The biological function of tTGase is not completely understood. It is a calcium-dependent GTP binding protein, that is found in nearly all tissues (13-15). It has been implicated in a number of cellular events including increasing adhesivity (16), assembly and stabilization of the extracellular matrix (ECM) (17), induction of morphological changes (16), apoptotic body formation (18-20), differentiation (21) and also as a GTP binding protein (14).

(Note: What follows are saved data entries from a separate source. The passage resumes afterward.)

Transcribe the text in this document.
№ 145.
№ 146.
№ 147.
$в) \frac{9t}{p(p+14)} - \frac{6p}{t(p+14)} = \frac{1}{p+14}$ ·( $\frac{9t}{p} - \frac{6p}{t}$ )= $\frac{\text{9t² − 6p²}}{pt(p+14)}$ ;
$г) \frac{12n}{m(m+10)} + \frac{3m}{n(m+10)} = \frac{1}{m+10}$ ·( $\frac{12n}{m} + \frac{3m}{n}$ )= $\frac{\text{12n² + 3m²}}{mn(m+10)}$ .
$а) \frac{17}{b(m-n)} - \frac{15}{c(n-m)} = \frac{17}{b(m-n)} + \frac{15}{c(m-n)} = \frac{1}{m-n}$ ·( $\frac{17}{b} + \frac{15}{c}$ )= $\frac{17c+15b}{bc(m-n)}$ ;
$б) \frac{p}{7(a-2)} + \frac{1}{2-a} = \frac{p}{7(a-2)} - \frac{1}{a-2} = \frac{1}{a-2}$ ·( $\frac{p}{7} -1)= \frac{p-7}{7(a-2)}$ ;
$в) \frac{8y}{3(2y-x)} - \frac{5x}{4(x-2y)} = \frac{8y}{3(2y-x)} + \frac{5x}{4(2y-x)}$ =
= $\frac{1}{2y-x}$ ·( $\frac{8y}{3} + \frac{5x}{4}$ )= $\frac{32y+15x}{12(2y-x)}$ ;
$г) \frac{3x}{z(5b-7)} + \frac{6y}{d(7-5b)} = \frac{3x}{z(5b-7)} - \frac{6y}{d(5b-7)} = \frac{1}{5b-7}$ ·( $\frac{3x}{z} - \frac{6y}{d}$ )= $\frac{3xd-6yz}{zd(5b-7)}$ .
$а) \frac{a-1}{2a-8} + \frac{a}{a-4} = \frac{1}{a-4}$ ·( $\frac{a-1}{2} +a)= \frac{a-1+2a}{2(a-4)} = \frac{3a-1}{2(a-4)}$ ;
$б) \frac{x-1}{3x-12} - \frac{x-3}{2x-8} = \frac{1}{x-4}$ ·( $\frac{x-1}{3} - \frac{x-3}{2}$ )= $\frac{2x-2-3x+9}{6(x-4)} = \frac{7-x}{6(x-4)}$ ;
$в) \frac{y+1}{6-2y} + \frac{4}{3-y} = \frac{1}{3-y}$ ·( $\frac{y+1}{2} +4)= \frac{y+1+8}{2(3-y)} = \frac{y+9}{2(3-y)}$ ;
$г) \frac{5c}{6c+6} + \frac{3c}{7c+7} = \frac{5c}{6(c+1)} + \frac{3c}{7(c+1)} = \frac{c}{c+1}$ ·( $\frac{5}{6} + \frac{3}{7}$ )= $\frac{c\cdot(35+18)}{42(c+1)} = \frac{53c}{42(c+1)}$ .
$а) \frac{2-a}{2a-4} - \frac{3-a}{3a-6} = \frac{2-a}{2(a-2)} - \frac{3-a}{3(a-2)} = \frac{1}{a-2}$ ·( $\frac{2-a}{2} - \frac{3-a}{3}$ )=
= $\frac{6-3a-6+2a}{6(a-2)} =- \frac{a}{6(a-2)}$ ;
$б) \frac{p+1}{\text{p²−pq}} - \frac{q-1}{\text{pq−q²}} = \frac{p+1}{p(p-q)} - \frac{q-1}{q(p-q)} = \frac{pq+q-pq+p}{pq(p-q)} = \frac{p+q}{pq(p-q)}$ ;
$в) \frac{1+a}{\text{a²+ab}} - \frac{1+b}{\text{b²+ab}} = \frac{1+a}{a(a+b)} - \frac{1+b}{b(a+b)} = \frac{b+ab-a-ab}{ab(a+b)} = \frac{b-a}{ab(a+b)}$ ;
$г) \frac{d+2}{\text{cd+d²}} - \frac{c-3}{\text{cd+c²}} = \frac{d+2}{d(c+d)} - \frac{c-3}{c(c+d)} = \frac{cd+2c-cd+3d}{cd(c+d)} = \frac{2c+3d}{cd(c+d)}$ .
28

In vitro, the increase of tTGase is often paralleled by an increased attachment to the substratum and a concomitant resistance to detachment following incubation with trypsin (17). Although an increased resistance to trypsinization following PDT has been reported (6,22), evidence for the mechanisms) of this has been slow to emerge. In this report, we have used three previously characterized photosensitizers (2), pyridinium zinc (II) phthalocyanine (PPC), 5,10,15,20 mesa-tetra(hydroxyphenyl) chlorin (m-THPC) and polyhaematoporphyrin (PHP) (23), a compound identical to Photofrin, to investigate cell adhesion following PDT in three cell lines with different basal levels of tTGase activity. It has also been proposed that tTGase activation may cause a form of cell death, distinct from apoptosis and necrosis, in which extensive crosslinking in the cytoplasm and cell-substratum contacts preserves both cell integrity and adhesion to the ECM (24). Therefore the PDT response of metastatic hamster fibrosarcoma cells (Met B) transfected with human tTGase has been compared with that of control Met B cells, in an attempt to investigate the role, if any, of tTGase following PDT-mediated stress.